The gene therapy approach developed by Professor MacLaren's team uses a small, safe virus to carry the missing CHM gene into the light-sensing cells in the retina. In an operation similar to cataract surgery, the patient's retina is first detached and then the virus is injected underneath using a very fine needle.

The aim is for the CHM gene, once delivered into the cells of the retina, to start producing protein and stop the cells dying off. 'If we were able to treat people early, get them in their teens or late childhood, we'd be getting the virus in before their vision is lost,' explains Professor MacLaren. 'If the treatment works, we would be able to prevent them from going blind.'

Professor Miguel Seabra, whose research at Imperial College London identified the protein involved in choroideremia, says: 'My team has spent 20 years trying to understand choroideraemia and develop a cure, so to finally see the rewards reaching patients is extremely gratifying, both for us and the families who supported our research.'

The Phase I trial began with six patients: two with excellent visual acuity, two with good acuity and two with reduced acuity. Visual acuity is the acuteness or clearness of vision, and is measured by reading lines of letters on a sight chart.

Six months after the operation, those with excellent or good acuity had the same level of acuity they began with, but could see more in the dark when tested – despite the detachment of the retina during the operation.

The two patients with reduced acuity saw improvements in their vision, being able to read two and four more lines on the sight chart.
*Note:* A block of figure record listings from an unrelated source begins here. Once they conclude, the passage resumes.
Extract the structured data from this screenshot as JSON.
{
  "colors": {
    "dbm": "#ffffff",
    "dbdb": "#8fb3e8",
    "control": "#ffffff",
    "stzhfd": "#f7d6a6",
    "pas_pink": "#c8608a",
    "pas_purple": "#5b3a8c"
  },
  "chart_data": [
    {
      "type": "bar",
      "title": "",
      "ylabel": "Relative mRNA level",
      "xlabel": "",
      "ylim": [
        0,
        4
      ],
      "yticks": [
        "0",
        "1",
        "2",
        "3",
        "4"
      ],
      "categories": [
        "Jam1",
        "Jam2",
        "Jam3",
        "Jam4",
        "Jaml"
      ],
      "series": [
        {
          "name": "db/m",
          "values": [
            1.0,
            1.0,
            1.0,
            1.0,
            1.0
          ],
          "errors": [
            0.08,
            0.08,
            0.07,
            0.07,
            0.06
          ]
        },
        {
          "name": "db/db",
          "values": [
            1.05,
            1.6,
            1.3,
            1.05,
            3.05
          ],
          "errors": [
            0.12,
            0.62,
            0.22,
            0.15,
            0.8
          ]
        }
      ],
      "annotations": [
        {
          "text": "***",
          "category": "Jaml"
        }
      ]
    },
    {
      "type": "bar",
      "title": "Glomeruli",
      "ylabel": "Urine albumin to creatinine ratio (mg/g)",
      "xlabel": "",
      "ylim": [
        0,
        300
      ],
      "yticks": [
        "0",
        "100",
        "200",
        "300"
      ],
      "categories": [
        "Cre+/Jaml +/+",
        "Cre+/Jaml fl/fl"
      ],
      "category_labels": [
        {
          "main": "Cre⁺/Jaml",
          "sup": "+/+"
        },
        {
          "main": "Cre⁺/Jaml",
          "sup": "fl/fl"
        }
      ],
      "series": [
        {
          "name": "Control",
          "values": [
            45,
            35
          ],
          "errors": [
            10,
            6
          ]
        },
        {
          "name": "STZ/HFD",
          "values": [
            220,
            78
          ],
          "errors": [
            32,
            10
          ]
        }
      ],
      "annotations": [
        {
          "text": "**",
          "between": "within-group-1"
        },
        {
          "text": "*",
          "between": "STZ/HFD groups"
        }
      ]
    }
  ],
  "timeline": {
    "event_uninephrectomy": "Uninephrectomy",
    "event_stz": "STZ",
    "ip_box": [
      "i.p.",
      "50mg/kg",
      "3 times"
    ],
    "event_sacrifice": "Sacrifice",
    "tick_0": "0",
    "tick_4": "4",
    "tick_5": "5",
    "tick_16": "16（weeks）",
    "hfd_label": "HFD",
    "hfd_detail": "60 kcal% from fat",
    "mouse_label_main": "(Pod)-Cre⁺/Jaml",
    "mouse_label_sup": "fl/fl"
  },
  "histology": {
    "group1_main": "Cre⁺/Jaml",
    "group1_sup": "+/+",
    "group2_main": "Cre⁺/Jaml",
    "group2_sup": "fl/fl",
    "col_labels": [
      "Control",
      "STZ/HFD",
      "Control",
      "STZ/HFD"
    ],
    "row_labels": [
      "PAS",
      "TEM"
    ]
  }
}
One of these, Jonathan Wyatt, a barrister from Bristol, was the first patient to be treated. He has shown sustained improvement in visual acuity for two years now. The fourth patient to receive the treatment, Toby Stroh, a solicitor in London, has shown continued improvement at one year.

Professor MacLaren says: 'What's really exciting is that the improvement in these two patients at six months is significant and it has so far been maintained.

'We are now trying higher doses of the gene therapy in the next part of the clinical trial to find what level is needed to stop the degeneration.

'I am incredibly excited to see what will happen. The difficult bits are done: we know the virus carrying the gene therapy gets into the cells and the retina recovers after the surgery. Now it's just waiting to see how the patients progress.'

This is the first time a gene therapy for an eye condition has been tested in people with full 6/6 visual acuity. This suggests the approach has promise for treating people early on before too many cells in the retina have been lost.

It is also the first time that a gene therapy has targeted the principal light-sensing cells in the retina, known as photoreceptors. This means the approach has relevance for other, far more common causes of blindness where these light-sensing cells are affected, such as retinitis pigmentosa and age-related macular degeneration.

Patients have come from Moorfields Eye Hospital, the Manchester Royal Eye Hospital and the University of Southampton.